ORKNEY is set to enjoy cheaper ferry fares – and potentially even more tourists – after a landmark legal case.

Plans for road-equivalent-tariff or RET fares to the Northern Isles were supposed to be in place by last summer.

Transport watchers expected Orkney – already overwhelmed with cruise ship traffic – to be hit by a tourist influx, just as Scotland’s west coast islands were earlier.

However, RET plans were delayed by a challenge to overall subsidies to the routes from a private operator.

Pentland Ferries, which believed the subsidies to the main publicly owned but privately operated Northlink ferry franchise were excessive.

The firm, one of just two private car ferry operators in Scotland, challenged the lawfulness of a proposed subsidy under a single public service contract on ferry routes between Scrabster, in Caithness, and Stromness on Orkney, along with Aberdeen to Kirkwall, in Orkney, and Lerwick, in Shetland, and between Kirkwall and Lerwick.

The firm, which operates its own ferry business between Gills Bay in Caithness and St Margaret’s Hope on South Ronaldsay,, in Orkney, first saw its challenge rejected by a judge at the Court of Session in Edinburgh earlier this year. It appealed against Lord Boyd of Duncansby’s ruling.

READ MORE: Experts demand action to solve Scotland’s ferry crisis 

But yesterday three civil judges ruled that the appeal should be refused.

The firm, whose services are not subsidised, challenged the inclusion of the Scrabster route across the Pentland Firth within the contract and maintained that subsiding it threatened its competing business.

Its counsel, Mark Lindsay QC, earlier described the move as “an existential threat” to the ferry firm.

The Scottish Government invited bids for a new contract for the mainland to Northern Isles ferry links between Aberdeen, Kirkwall, Lerwick, Scrabster and Stromness which envisaged five ferries being deployed.

The estimated value of the subsidy for the contract over an eight-year period is £370 million. and

It is due to be awarded on August 2.

Bidders included Serco, which currently runs services, and CalMac.

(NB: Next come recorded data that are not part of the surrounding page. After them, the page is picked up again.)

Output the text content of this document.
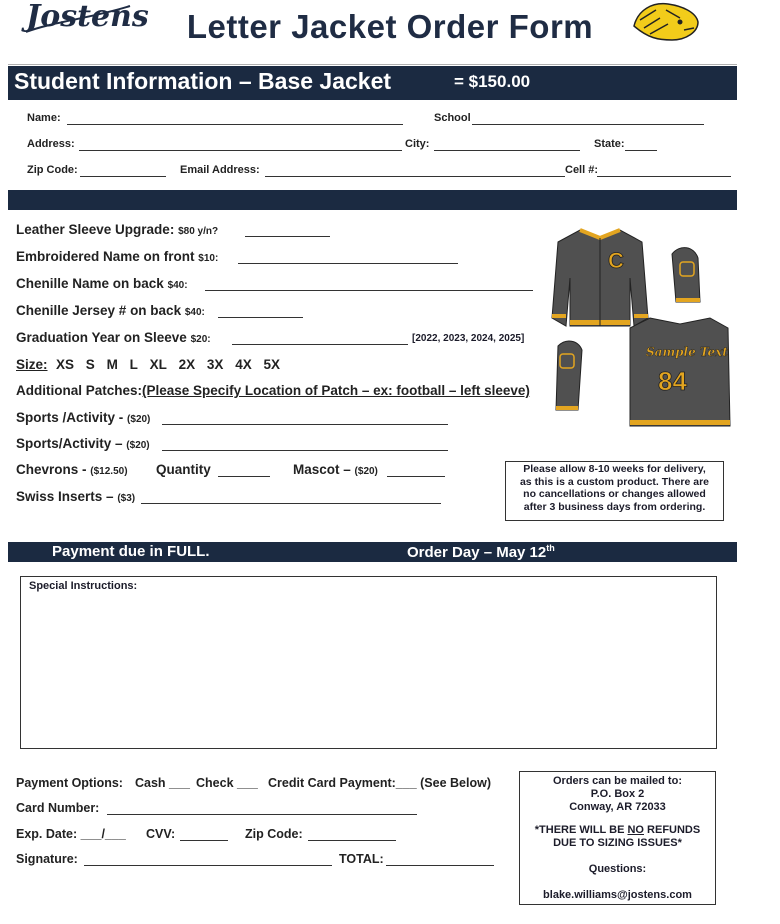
Jostens	Letter Jacket Order Form
Student Information – Base Jacket	= $150.00
Name:	School
Address:	City:	State:
Zip Code:	Email Address:	Cell #:
Leather Sleeve Upgrade: $80 y/n?
Embroidered Name on front $10:
Chenille Name on back $40:
Chenille Jersey # on back $40:
Graduation Year on Sleeve $20:	[2022, 2023, 2024, 2025]
Size: XS S M L XL 2X 3X 4X 5X
Additional Patches:(Please Specify Location of Patch – ex: football – left sleeve)
Sports /Activity - ($20)
Sports/Activity – ($20)
Chevrons - ($12.50) Quantity	Mascot – ($20)
Swiss Inserts – ($3)
C
Sample Text
84
Please allow 8-10 weeks for delivery,
as this is a custom product. There are
no cancellations or changes allowed
after 3 business days from ordering.
Payment due in FULL.	Order Day – May 12th
Special Instructions:
Payment Options: Cash ___ Check ___ Credit Card Payment:___ (See Below)
Card Number:
Exp. Date: ___/___ CVV:	Zip Code:
Signature:	TOTAL:
Orders can be mailed to:
P.O. Box 2
Conway, AR 72033
*THERE WILL BE NO REFUNDS
DUE TO SIZING ISSUES*
Questions:
blake.williams@jostens.com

Unions and the Labour party have backed a CalMac bid to effectively fully nationalise what are lifeline services.

Scotland’s senior judge the Lord President, Lord Carloway, said it was for the Scottish ministers to decide what would constitute an adequacy of service.

“If only the petitioners’ [Pentland Ferries] service operated, the respondents were entitled to

hold that the services across the Pentland Firth would be inadequate,” he said

“The market would fail to meet the demand.

“There would be insufficient service to meet a real public need, especially in the peak season and

if problems arose, for whatever reason, on the petitioners’ route,” he said.

The senior judge said the ministers were also entitled to take into account the advantages of the Scrabster crossing in terms of convenience as an alternative route.

Lord Carloway said “bundling” routes together was a recognised way of producing economies of scale and attracting operators.

He said it was not unlawful if it did not produce “undue market distortions” and it did not appear to do that.

READ MORE: Calls mount for lifeline Northern Isles ferry services to be fully nationalised 

Lord Drummond Young, who heard the appeal with the Lord President and Lord Menzies at the Court of Session, said that at this stage the court had to rely on the ministers observing their legal obligations in a proper manner.

He said: “Provided they do so, any risk to the economic viability of the petitioners’ own ferry service should be kept as a minimal level or eliminated.”

An independent report by Ekosgen in 2017 urged Orkney Islands Council and Highlands and Islands Enterprise to look carefully at the impact of RET on visitor numbers in light of Hebridean experiences.